04 août 2007
Honneur et Patrie
Le musée national de la Légion d'honneur et des ordres de chevalerie a fait l'objet d'une longue rénovation puis d'une réouverture à l'automne dernier.
Il peut sembler curieux de visiter un musée consacré aux décorations. On peut croire que l'on va se contenter de passer en revue, dans des vitrines poussiéreuses, des colifichets multicolores et des déclarations d'états de services un peu surannées. Pas certain que le grand public y trouve grand intérêt.
Et bien le grand public a tort !
Le musée de la Légion d'honneur mérite une visite pour plusieurs raisons :
L'hôtel de Salm, tout d'abord, le Palais qui est depuis 1804 le siège de l'institution (il fait face au musée d'Orsay). Superbe édifice néoclassique bâti à la fin du XVIIIème siècle pour un prince allemand, il fut ensuite la propriété du prince de Conti et d'Alexandre de Beauharnais. Magnifiquement préservé, il constitue un écrin magnifique pour abriter les collections du musée.
Découvrir les décorations françaises, c'est parcourir l'histoire de France
Les décorations d'Ancien Régime sont présentées (Ordre de Saint Michel, Ordre de Saint Louis), ainsi que celles, toujours valables et attribuées (et même reconnues par la République laïque) que sont l'Ordre de Saint-Jean de Jérusalem, de Rhodes et de Malte (plus communément appelé l'Ordre de Malte) ou encore l'Ordre du Saint-Sépulcre.

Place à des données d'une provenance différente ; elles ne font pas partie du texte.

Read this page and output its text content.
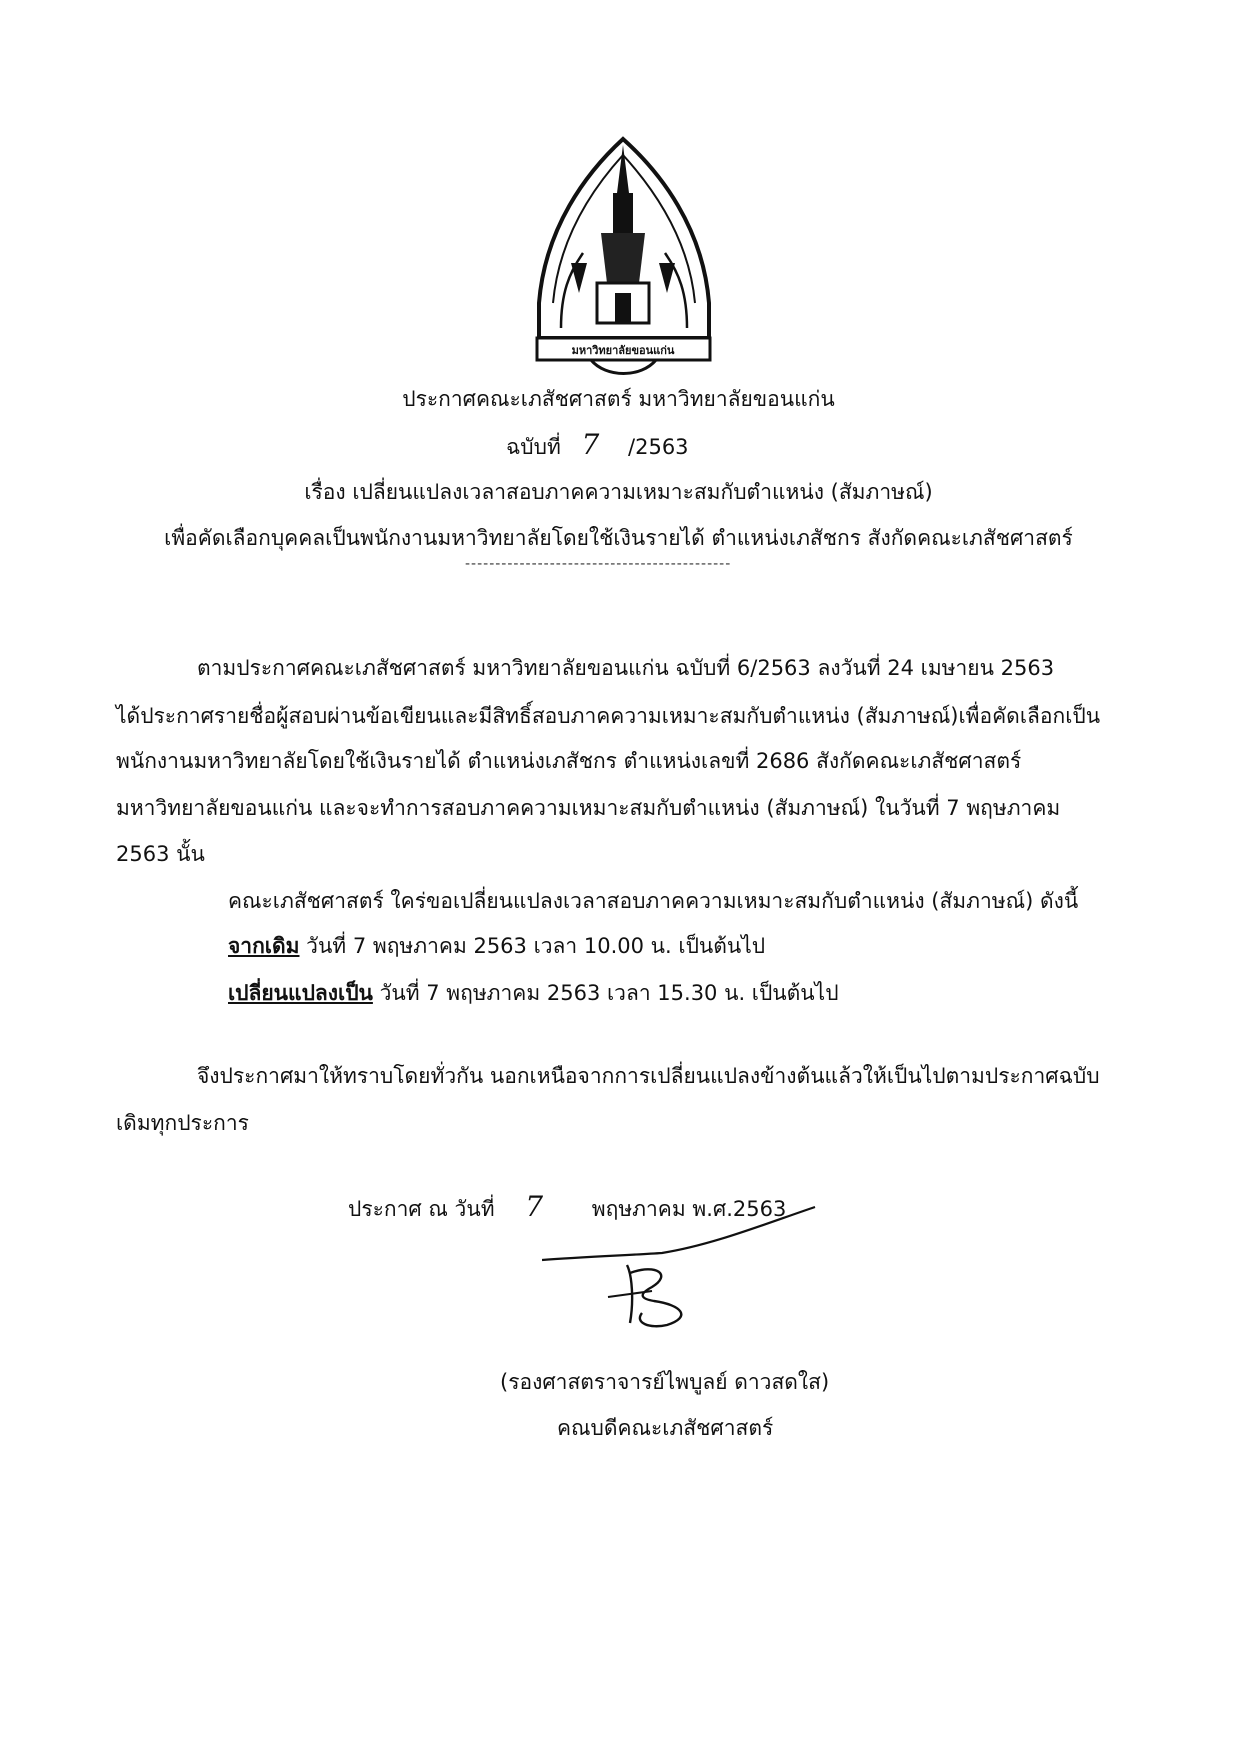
มหาวิทยาลัยขอนแก่น
ประกาศคณะเภสัชศาสตร์ มหาวิทยาลัยขอนแก่น
ฉบับที่ 7 /2563
เรื่อง เปลี่ยนแปลงเวลาสอบภาคความเหมาะสมกับตำแหน่ง (สัมภาษณ์)
เพื่อคัดเลือกบุคคลเป็นพนักงานมหาวิทยาลัยโดยใช้เงินรายได้ ตำแหน่งเภสัชกร สังกัดคณะเภสัชศาสตร์
--------------------------------------------
ตามประกาศคณะเภสัชศาสตร์ มหาวิทยาลัยขอนแก่น ฉบับที่ 6/2563 ลงวันที่ 24 เมษายน 2563
ได้ประกาศรายชื่อผู้สอบผ่านข้อเขียนและมีสิทธิ์สอบภาคความเหมาะสมกับตำแหน่ง (สัมภาษณ์)เพื่อคัดเลือกเป็น
พนักงานมหาวิทยาลัยโดยใช้เงินรายได้ ตำแหน่งเภสัชกร ตำแหน่งเลขที่ 2686 สังกัดคณะเภสัชศาสตร์
มหาวิทยาลัยขอนแก่น และจะทำการสอบภาคความเหมาะสมกับตำแหน่ง (สัมภาษณ์) ในวันที่ 7 พฤษภาคม
2563 นั้น
คณะเภสัชศาสตร์ ใคร่ขอเปลี่ยนแปลงเวลาสอบภาคความเหมาะสมกับตำแหน่ง (สัมภาษณ์) ดังนี้
จากเดิม วันที่ 7 พฤษภาคม 2563 เวลา 10.00 น. เป็นต้นไป
เปลี่ยนแปลงเป็น วันที่ 7 พฤษภาคม 2563 เวลา 15.30 น. เป็นต้นไป
จึงประกาศมาให้ทราบโดยทั่วกัน นอกเหนือจากการเปลี่ยนแปลงข้างต้นแล้วให้เป็นไปตามประกาศฉบับ
เดิมทุกประการ
ประกาศ ณ วันที่ 7 พฤษภาคม พ.ศ.2563
(รองศาสตราจารย์ไพบูลย์ ดาวสดใส)
คณบดีคณะเภสัชศาสตร์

Puis l'histoire des premiers temps de la Légion d'honneur constitue l'occasion de s'attarder sur l'époque napoléonienne.
Tout au long de l'histoire de France, la Légion d'honneur va connaître des vicissitudes (la Restauration la maintient étonamment, par exemple), et honorer les Français les plus méritants de l'époque. Le musée suit une approche chronologique et illustre son propos à partir de quelques situations particulières avec images et audiophone, ce qui est une façon habile de faire comprendre au visiteur la raison de l'attribution de la médaille, et de légitimer l'institution (ci-dessous, Guynemer).
De nombreux tableaux prennent pour sujet des remises de décoration, notamment pendant la Première guerre mondiale.
Enfin, il est trois curiosités qui valent le détour.
La première est une succession de tableaux représentants des dignitaires étrangers portant la Légion d'honneur, mais souvent pas seulement elle ! Le plus incroyable est celui campant Wladimir Guedroïtz (1873-1941), Conseiller d'Etat, chambellan de l'Empereur Nicolas II de Russie : la passion des Russes pour les décorations ne date pas d'hier, et les Soviétiques s'appuyaient, semble-t-il, sur un terreau bien fertile (chacun se rappelle de ses maréchaux soviétiques transformés en véritables arbres de Noël) !!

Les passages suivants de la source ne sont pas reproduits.